# PRC Developing A Surface/Sub Warship



## tomahawk6 (3 Jun 2017)

I don't know if this concept is practical. Can you make a submarine into a surface ship ? Perhaps. I suspect it may end up being more submarine than anything else.

https://www.yahoo.com/news/china-apos-massive-warship-future-132043454.html

https://twitter.com/peterwsinger/status/870708850273300480/photo/1?ref_src=twsrc%5Etfw&ref_url=https%3A%2F%2Fs.yimg.com%2Fos%2Fyc%2Fhtml%2Fembed-iframe-min.7f33a83d.html


----------



## GR66 (3 Jun 2017)

I'd imagine there might be a big advantage of just being able to "porpoise" just under the surface of the water.  No need to have a full pressure hull like a true submarine to travel at depth, but you could reduce your radar cross-section in order to delay detection and when attacked by anti-surface missiles you could dip just below the surface to avoid being hit.  Dealing with something like that would require a whole new class of weapons I'd imagine.


----------



## tomahawk6 (3 Jun 2017)

GR66 said:
			
		

> I'd imagine there might be a big advantage of just being able to "porpoise" just under the surface of the water.  No need to have a full pressure hull like a true submarine to travel at depth, but you could reduce your radar cross-section in order to delay detection and when attacked by anti-surface missiles you could dip just below the surface to avoid being hit.  Dealing with something like that would require a whole new class of weapons I'd imagine.



Great point !!


----------



## a_majoor (4 Jun 2017)

This is exactly how submarines worked up until WWII, essentially small torpedo boats which could slip below the surface prior to creeping up in their targets and attacking. Even WWII era U boats spent most of their time on the surface, although advances in technology greatly improved their underwater performance. Only the development of compact nuclear reactors made submarines truly "submersible". and capable of operating underwater most of the time.

I see this as mostly a way of getting low cost "submarines" by reverting to 1930 era tactics.
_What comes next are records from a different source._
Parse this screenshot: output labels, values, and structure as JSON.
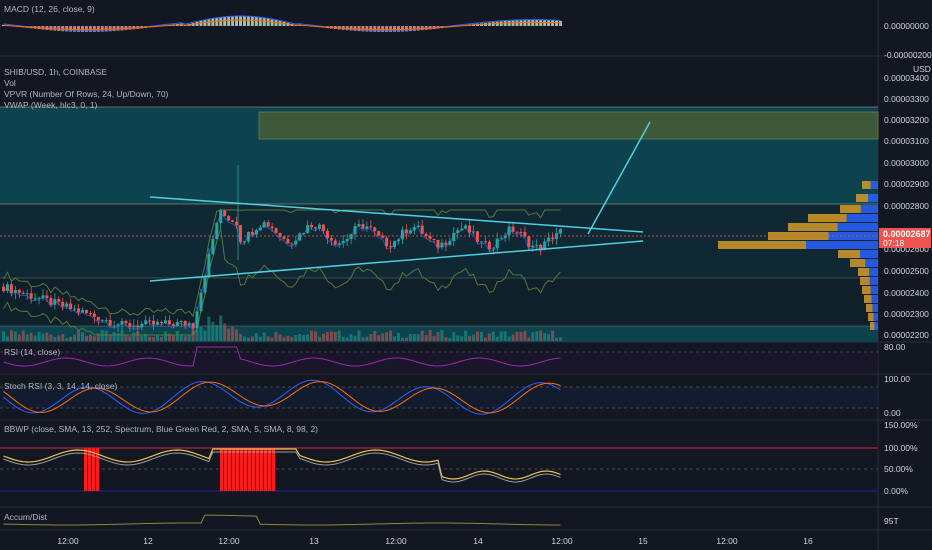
{
  "panes": {
    "macd": {
      "label": "MACD (12, 26, close, 9)",
      "axis": [
        "0.00000000",
        "-0.00000200"
      ]
    },
    "main": {
      "symbol_label": "SHIB/USD, 1h, COINBASE",
      "indicators": [
        "Vol",
        "VPVR (Number Of Rows, 24, Up/Down, 70)",
        "VWAP (Week, hlc3, 0, 1)"
      ],
      "axis": [
        "0.00003400",
        "0.00003300",
        "0.00003200",
        "0.00003100",
        "0.00003000",
        "0.00002900",
        "0.00002800",
        "0.00002600",
        "0.00002500",
        "0.00002400",
        "0.00002300",
        "0.00002200"
      ],
      "axis_top_label": "USD",
      "price_tag": "0.00002687",
      "countdown": "07:18"
    },
    "rsi": {
      "label": "RSI (14, close)",
      "axis": [
        "80.00"
      ]
    },
    "stoch": {
      "label": "Stoch RSI (3, 3, 14, 14, close)",
      "axis": [
        "100.00",
        "0.00"
      ]
    },
    "bbwp": {
      "label": "BBWP (close, SMA, 13, 252, Spectrum, Blue Green Red, 2, SMA, 5, SMA, 8, 98, 2)",
      "axis": [
        "150.00%",
        "100.00%",
        "50.00%",
        "0.00%"
      ]
    },
    "accum": {
      "label": "Accum/Dist",
      "axis": [
        "95T"
      ]
    }
  },
  "time_axis": [
    "12:00",
    "12",
    "12:00",
    "13",
    "12:00",
    "14",
    "12:00",
    "15",
    "12:00",
    "16"
  ],
  "colors": {
    "background": "#131722",
    "up": "#26a69a",
    "down": "#ef5350",
    "line": "#4dd0e1",
    "zone": "#0f4c5c",
    "supply": "#6b6a2a"
  },
  "chart_data": {
    "type": "candlestick",
    "symbol": "SHIB/USD",
    "interval": "1h",
    "price_axis_range": [
      2.2e-05,
      3.4e-05
    ],
    "last_price": 2.687e-05,
    "candles_approx": [
      {
        "phase": "downtrend",
        "start": 2.44e-05,
        "end": 2.2e-05
      },
      {
        "phase": "spike",
        "start": 2.26e-05,
        "end": 2.81e-05
      },
      {
        "phase": "consolidation_triangle",
        "high": 2.8e-05,
        "low": 2.61e-05,
        "end": 2.687e-05
      }
    ],
    "indicators": {
      "rsi_level": 80,
      "stoch_range": [
        0,
        100
      ],
      "bbwp_levels": [
        0,
        50,
        100,
        150
      ]
    }
  }
}
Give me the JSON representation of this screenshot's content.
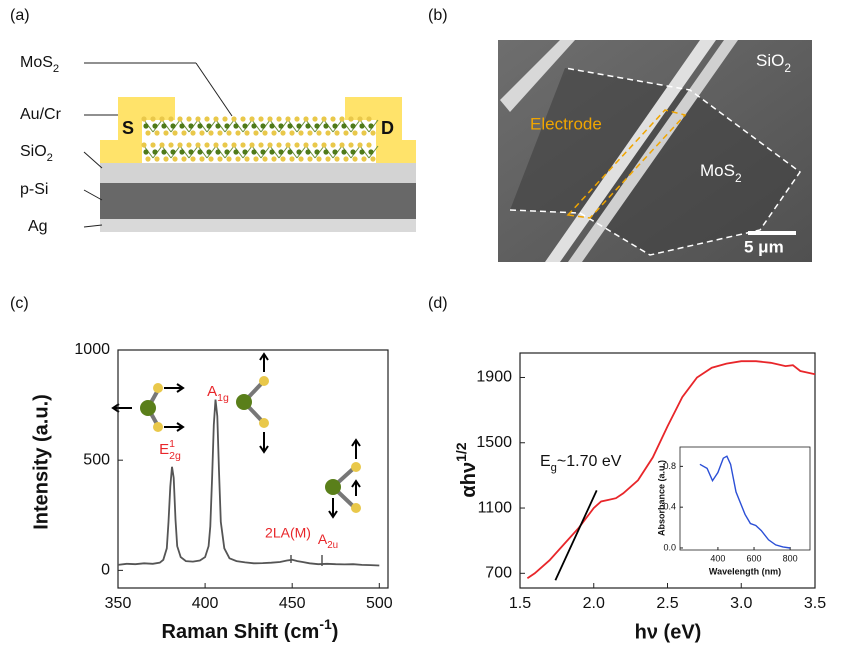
{
  "panel_labels": [
    "(a)",
    "(b)",
    "(c)",
    "(d)"
  ],
  "device": {
    "layers": [
      {
        "text": "MoS",
        "sub": "2"
      },
      "Au/Cr",
      {
        "text": "SiO",
        "sub": "2"
      },
      "p-Si",
      "Ag"
    ],
    "source": "S",
    "drain": "D"
  },
  "micrograph": {
    "substrate": {
      "text": "SiO",
      "sub": "2"
    },
    "electrode": "Electrode",
    "flake": {
      "text": "MoS",
      "sub": "2"
    },
    "scale_bar": "5 μm"
  },
  "chart_data": [
    {
      "type": "line",
      "x_label": {
        "text": "Raman Shift (cm",
        "sup": "-1",
        "tail": ")"
      },
      "y_label": "Intensity (a.u.)",
      "series": [
        {
          "color": "#555555",
          "x": [
            350,
            355,
            360,
            365,
            370,
            374,
            376,
            378,
            379,
            380,
            381,
            382,
            383,
            384,
            386,
            389,
            393,
            397,
            400,
            402,
            403,
            404,
            405,
            406,
            407,
            408,
            409,
            411,
            414,
            418,
            423,
            428,
            433,
            438,
            443,
            447,
            450,
            453,
            456,
            460,
            465,
            470,
            475,
            480,
            485,
            490,
            495,
            500
          ],
          "values": [
            25,
            30,
            28,
            32,
            30,
            35,
            48,
            100,
            220,
            380,
            470,
            420,
            230,
            110,
            60,
            42,
            40,
            45,
            60,
            110,
            200,
            420,
            660,
            775,
            700,
            450,
            220,
            100,
            55,
            42,
            36,
            32,
            33,
            35,
            38,
            45,
            48,
            42,
            38,
            32,
            28,
            30,
            28,
            27,
            28,
            25,
            24,
            22
          ]
        }
      ],
      "xlim": [
        350,
        505
      ],
      "ylim": [
        -80,
        1000
      ],
      "xticks": [
        350,
        400,
        450,
        500
      ],
      "yticks": [
        0,
        500,
        1000
      ],
      "annotations": [
        {
          "text": "E",
          "sup": "1",
          "sub": "2g"
        },
        {
          "text": "A",
          "sub": "1g"
        },
        "2LA(M)",
        {
          "text": "A",
          "sub": "2u"
        }
      ],
      "annotation_color": "#e8262a"
    },
    {
      "type": "line",
      "x_label": "hν (eV)",
      "y_label": {
        "text": "αhν",
        "sup": "1/2"
      },
      "series": [
        {
          "color": "#e8262a",
          "x": [
            1.55,
            1.6,
            1.7,
            1.8,
            1.9,
            2.0,
            2.05,
            2.1,
            2.15,
            2.2,
            2.3,
            2.4,
            2.5,
            2.6,
            2.7,
            2.8,
            2.9,
            3.0,
            3.1,
            3.2,
            3.3,
            3.35,
            3.4,
            3.45,
            3.5
          ],
          "values": [
            670,
            700,
            780,
            880,
            980,
            1100,
            1140,
            1150,
            1160,
            1190,
            1270,
            1410,
            1600,
            1780,
            1900,
            1960,
            1985,
            2000,
            2000,
            1990,
            1970,
            1975,
            1940,
            1930,
            1920
          ]
        },
        {
          "color": "#000000",
          "x": [
            1.74,
            2.02
          ],
          "values": [
            657,
            1208
          ]
        }
      ],
      "xlim": [
        1.5,
        3.5
      ],
      "ylim": [
        610,
        2050
      ],
      "xticks": [
        1.5,
        {
          "value": 2,
          "label": "2.0"
        },
        2.5,
        {
          "value": 3,
          "label": "3.0"
        },
        3.5
      ],
      "yticks": [
        700,
        1100,
        1500,
        1900
      ],
      "annotations": [
        {
          "text": "E",
          "sub": "g",
          "tail": "~1.70 eV"
        }
      ]
    },
    {
      "type": "line",
      "x_label": "Wavelength (nm)",
      "y_label": "Absorbance (a.u.)",
      "series": [
        {
          "color": "#2b4fd6",
          "x": [
            300,
            340,
            370,
            400,
            430,
            450,
            470,
            500,
            550,
            580,
            610,
            640,
            680,
            720,
            760,
            800
          ],
          "values": [
            0.82,
            0.78,
            0.66,
            0.74,
            0.88,
            0.9,
            0.82,
            0.55,
            0.33,
            0.24,
            0.22,
            0.17,
            0.08,
            0.03,
            0.01,
            0.0
          ]
        }
      ],
      "xlim": [
        190,
        910
      ],
      "ylim": [
        -0.02,
        0.99
      ],
      "xticks": [
        400,
        600,
        800
      ],
      "yticks": [
        {
          "value": 0,
          "label": "0.0"
        },
        0.4,
        0.8
      ]
    }
  ]
}
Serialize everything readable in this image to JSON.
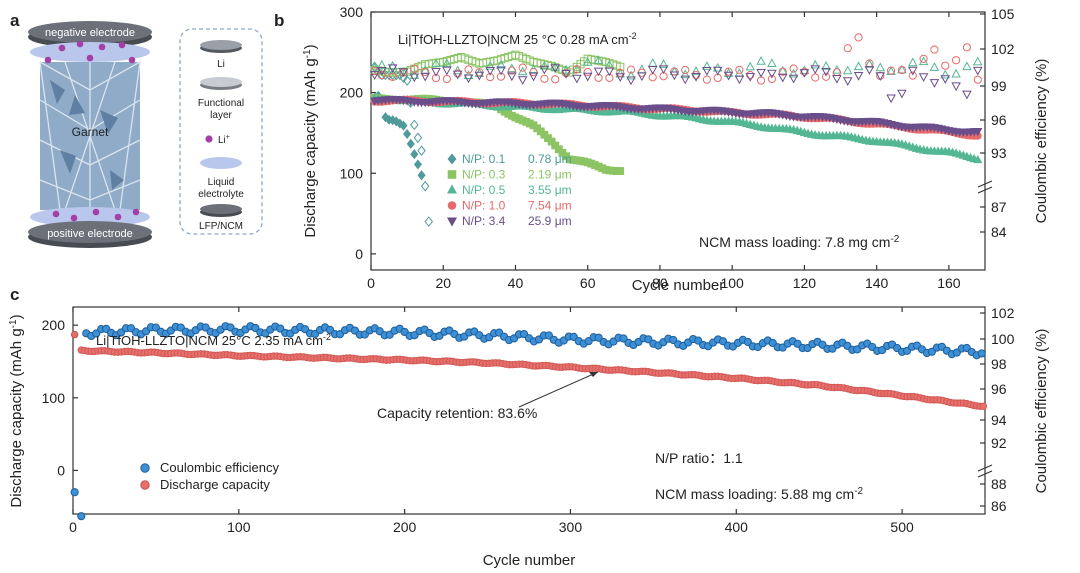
{
  "panel_labels": {
    "a": "a",
    "b": "b",
    "c": "c"
  },
  "schematic": {
    "top_label": "negative electrode",
    "bottom_label": "positive electrode",
    "center_label": "Garnet",
    "legend": [
      {
        "label": "Li",
        "icon": "li-disc-icon"
      },
      {
        "label": "Functional layer",
        "line1": "Functional",
        "line2": "layer",
        "icon": "functional-layer-icon"
      },
      {
        "label": "Li+",
        "base": "Li",
        "sup": "+",
        "icon": "li-ion-dot-icon"
      },
      {
        "label": "Liquid electrolyte",
        "line1": "Liquid",
        "line2": "electrolyte",
        "icon": "liquid-electrolyte-icon"
      },
      {
        "label": "LFP/NCM",
        "icon": "cathode-disc-icon"
      }
    ],
    "colors": {
      "electrode": "#5a5f66",
      "liquid": "#b9c7ec",
      "ion": "#a53ea6",
      "garnet": "#7d9cbd"
    }
  },
  "chart_data": [
    {
      "panel": "b",
      "type": "scatter",
      "title": "Li|TfOH-LLZTO|NCM   25 °C   0.28 mA cm",
      "title_sup": "-2",
      "xlabel": "Cycle number",
      "ylabel": "Discharge capacity (mAh g",
      "ylabel_sup": "-1",
      "ylabel_end": ")",
      "y2label": "Coulombic efficiency (%)",
      "xlim": [
        0,
        170
      ],
      "ylim": [
        -20,
        300
      ],
      "xticks": [
        0,
        20,
        40,
        60,
        80,
        100,
        120,
        140,
        160
      ],
      "yticks": [
        0,
        100,
        200,
        300
      ],
      "y2ticks": [
        "84",
        "87",
        "93",
        "96",
        "99",
        "102",
        "105"
      ],
      "note": "NCM mass loading: 7.8 mg cm",
      "note_sup": "-2",
      "series": [
        {
          "name": "N/P: 0.1",
          "thickness": "0.78 μm",
          "color": "#4f9a9a",
          "marker": "diamond",
          "capacity": [
            [
              1,
              193
            ],
            [
              2,
              195
            ],
            [
              3,
              188
            ],
            [
              4,
              168
            ],
            [
              5,
              165
            ],
            [
              6,
              165
            ],
            [
              7,
              164
            ],
            [
              8,
              162
            ],
            [
              9,
              160
            ],
            [
              10,
              150
            ],
            [
              11,
              138
            ],
            [
              12,
              125
            ],
            [
              13,
              112
            ],
            [
              14,
              98
            ]
          ],
          "ce": [
            [
              1,
              232
            ],
            [
              2,
              226
            ],
            [
              3,
              222
            ],
            [
              4,
              222
            ],
            [
              6,
              222
            ],
            [
              8,
              222
            ],
            [
              10,
              215
            ],
            [
              12,
              160
            ],
            [
              14,
              128
            ],
            [
              16,
              40
            ]
          ]
        },
        {
          "name": "N/P: 0.3",
          "thickness": "2.19 μm",
          "color": "#8cc464",
          "marker": "square",
          "capacity": [
            [
              1,
              192
            ],
            [
              5,
              192
            ],
            [
              10,
              192
            ],
            [
              15,
              191
            ],
            [
              20,
              190
            ],
            [
              25,
              189
            ],
            [
              30,
              186
            ],
            [
              35,
              183
            ],
            [
              40,
              170
            ],
            [
              45,
              158
            ],
            [
              50,
              140
            ],
            [
              55,
              118
            ],
            [
              60,
              112
            ],
            [
              65,
              105
            ],
            [
              69,
              104
            ]
          ],
          "ce": [
            [
              1,
              228
            ],
            [
              5,
              225
            ],
            [
              10,
              226
            ],
            [
              15,
              235
            ],
            [
              20,
              238
            ],
            [
              25,
              244
            ],
            [
              30,
              236
            ],
            [
              35,
              240
            ],
            [
              40,
              247
            ],
            [
              45,
              238
            ],
            [
              50,
              233
            ],
            [
              55,
              225
            ],
            [
              60,
              242
            ],
            [
              65,
              238
            ],
            [
              69,
              232
            ]
          ]
        },
        {
          "name": "N/P: 0.5",
          "thickness": "3.55 μm",
          "color": "#54b794",
          "marker": "triangle-up",
          "capacity": [
            [
              1,
              193
            ],
            [
              10,
              190
            ],
            [
              20,
              187
            ],
            [
              30,
              185
            ],
            [
              40,
              182
            ],
            [
              50,
              180
            ],
            [
              60,
              178
            ],
            [
              70,
              176
            ],
            [
              80,
              172
            ],
            [
              90,
              168
            ],
            [
              100,
              163
            ],
            [
              110,
              157
            ],
            [
              120,
              150
            ],
            [
              130,
              145
            ],
            [
              140,
              140
            ],
            [
              150,
              132
            ],
            [
              160,
              125
            ],
            [
              168,
              118
            ]
          ],
          "ce": [
            [
              1,
              230
            ],
            [
              10,
              226
            ],
            [
              20,
              232
            ],
            [
              30,
              225
            ],
            [
              40,
              233
            ],
            [
              50,
              226
            ],
            [
              60,
              238
            ],
            [
              70,
              225
            ],
            [
              80,
              232
            ],
            [
              90,
              226
            ],
            [
              100,
              228
            ],
            [
              110,
              234
            ],
            [
              120,
              226
            ],
            [
              130,
              233
            ],
            [
              140,
              228
            ],
            [
              150,
              235
            ],
            [
              160,
              226
            ],
            [
              168,
              232
            ]
          ]
        },
        {
          "name": "N/P: 1.0",
          "thickness": "7.54 μm",
          "color": "#e66a6a",
          "marker": "circle",
          "capacity": [
            [
              1,
              190
            ],
            [
              10,
              190
            ],
            [
              20,
              189
            ],
            [
              30,
              188
            ],
            [
              40,
              187
            ],
            [
              50,
              186
            ],
            [
              60,
              184
            ],
            [
              70,
              182
            ],
            [
              80,
              180
            ],
            [
              90,
              178
            ],
            [
              100,
              175
            ],
            [
              110,
              173
            ],
            [
              120,
              170
            ],
            [
              130,
              166
            ],
            [
              140,
              161
            ],
            [
              150,
              156
            ],
            [
              160,
              151
            ],
            [
              168,
              147
            ]
          ],
          "ce": [
            [
              1,
              226
            ],
            [
              10,
              224
            ],
            [
              20,
              222
            ],
            [
              30,
              223
            ],
            [
              40,
              226
            ],
            [
              50,
              221
            ],
            [
              60,
              224
            ],
            [
              70,
              222
            ],
            [
              80,
              225
            ],
            [
              90,
              221
            ],
            [
              100,
              223
            ],
            [
              110,
              220
            ],
            [
              120,
              226
            ],
            [
              130,
              221
            ],
            [
              134,
              278
            ],
            [
              140,
              224
            ],
            [
              150,
              222
            ],
            [
              155,
              265
            ],
            [
              160,
              220
            ],
            [
              166,
              265
            ],
            [
              168,
              222
            ]
          ]
        },
        {
          "name": "N/P: 3.4",
          "thickness": "25.9 μm",
          "color": "#6a4e8c",
          "marker": "triangle-down",
          "capacity": [
            [
              1,
              191
            ],
            [
              10,
              190
            ],
            [
              20,
              189
            ],
            [
              30,
              188
            ],
            [
              40,
              187
            ],
            [
              50,
              186
            ],
            [
              60,
              184
            ],
            [
              70,
              182
            ],
            [
              80,
              180
            ],
            [
              90,
              178
            ],
            [
              100,
              176
            ],
            [
              110,
              174
            ],
            [
              120,
              171
            ],
            [
              130,
              167
            ],
            [
              140,
              163
            ],
            [
              150,
              158
            ],
            [
              160,
              154
            ],
            [
              168,
              151
            ]
          ],
          "ce": [
            [
              1,
              224
            ],
            [
              10,
              226
            ],
            [
              20,
              222
            ],
            [
              30,
              225
            ],
            [
              40,
              221
            ],
            [
              50,
              226
            ],
            [
              60,
              223
            ],
            [
              70,
              221
            ],
            [
              80,
              225
            ],
            [
              90,
              222
            ],
            [
              100,
              224
            ],
            [
              110,
              219
            ],
            [
              120,
              226
            ],
            [
              130,
              220
            ],
            [
              140,
              224
            ],
            [
              145,
              190
            ],
            [
              150,
              228
            ],
            [
              155,
              205
            ],
            [
              160,
              225
            ],
            [
              165,
              198
            ],
            [
              168,
              222
            ]
          ]
        }
      ]
    },
    {
      "panel": "c",
      "type": "scatter",
      "title": "Li|TfOH-LLZTO|NCM    25°C   2.35 mA cm",
      "title_sup": "-2",
      "xlabel": "Cycle number",
      "ylabel": "Discharge capacity (mAh g",
      "ylabel_sup": "-1",
      "ylabel_end": ")",
      "y2label": "Coulombic efficiency (%)",
      "xlim": [
        0,
        550
      ],
      "ylim": [
        -60,
        225
      ],
      "xticks": [
        0,
        100,
        200,
        300,
        400,
        500
      ],
      "yticks": [
        0,
        100,
        200
      ],
      "y2ticks": [
        "86",
        "88",
        "92",
        "94",
        "96",
        "98",
        "100",
        "102"
      ],
      "annotation": "Capacity retention: 83.6%",
      "np_ratio": "N/P ratio：1.1",
      "note": "NCM mass loading: 5.88 mg cm",
      "note_sup": "-2",
      "series": [
        {
          "name": "Coulombic efficiency",
          "color": "#3d8fd6",
          "marker": "circle",
          "points": [
            [
              1,
              -30
            ],
            [
              5,
              -63
            ],
            [
              10,
              190
            ],
            [
              50,
              193
            ],
            [
              100,
              194
            ],
            [
              150,
              192
            ],
            [
              200,
              190
            ],
            [
              250,
              186
            ],
            [
              300,
              180
            ],
            [
              350,
              177
            ],
            [
              400,
              175
            ],
            [
              450,
              172
            ],
            [
              500,
              168
            ],
            [
              550,
              163
            ]
          ]
        },
        {
          "name": "Discharge capacity",
          "color": "#e8706c",
          "marker": "circle",
          "points": [
            [
              1,
              187
            ],
            [
              5,
              165
            ],
            [
              50,
              162
            ],
            [
              100,
              158
            ],
            [
              150,
              155
            ],
            [
              200,
              152
            ],
            [
              250,
              148
            ],
            [
              300,
              142
            ],
            [
              350,
              135
            ],
            [
              400,
              127
            ],
            [
              450,
              117
            ],
            [
              500,
              103
            ],
            [
              550,
              88
            ]
          ]
        }
      ]
    }
  ]
}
As a chaser, the USN could bring back blimps as a cost effective means of detecting and fighting this type of ship....


----------



## Colin Parkinson (5 Jun 2017)

The French beat them to it


----------



## GAP (5 Jun 2017)

Thank god that was before sonar....that boat had to be noisy as hell going through the water.....


----------



## Kirkhill (9 Jun 2017)

GR66 said:
			
		

> I'd imagine there might be a big advantage of just being able to "porpoise" just under the surface of the water.  No need to have a full pressure hull like a true submarine to travel at depth, but you could reduce your radar cross-section in order to delay detection and when attacked by anti-surface missiles you could dip just below the surface to avoid being hit.  Dealing with something like that would require a whole new class of weapons I'd imagine.



Got to thinking - the counter is out there already.

A thin hull close to the surface means a torpedo and probably a light weight torpedo like the Mk46.

Delivery mechanisms to include LRPAs, any Maritime Helo, and the RUM-139 VL-ASROC.

https://en.wikipedia.org/wiki/RUM-139_VL-ASROC


----------



## MilEME09 (9 Jun 2017)

Colin P said:
			
		

> The French beat them to it



https://en.wikipedia.org/wiki/French_submarine_Surcouf


----------



## Kirkhill (9 Jun 2017)

RN 1918






https://en.wikipedia.org/wiki/HMS_M1


----------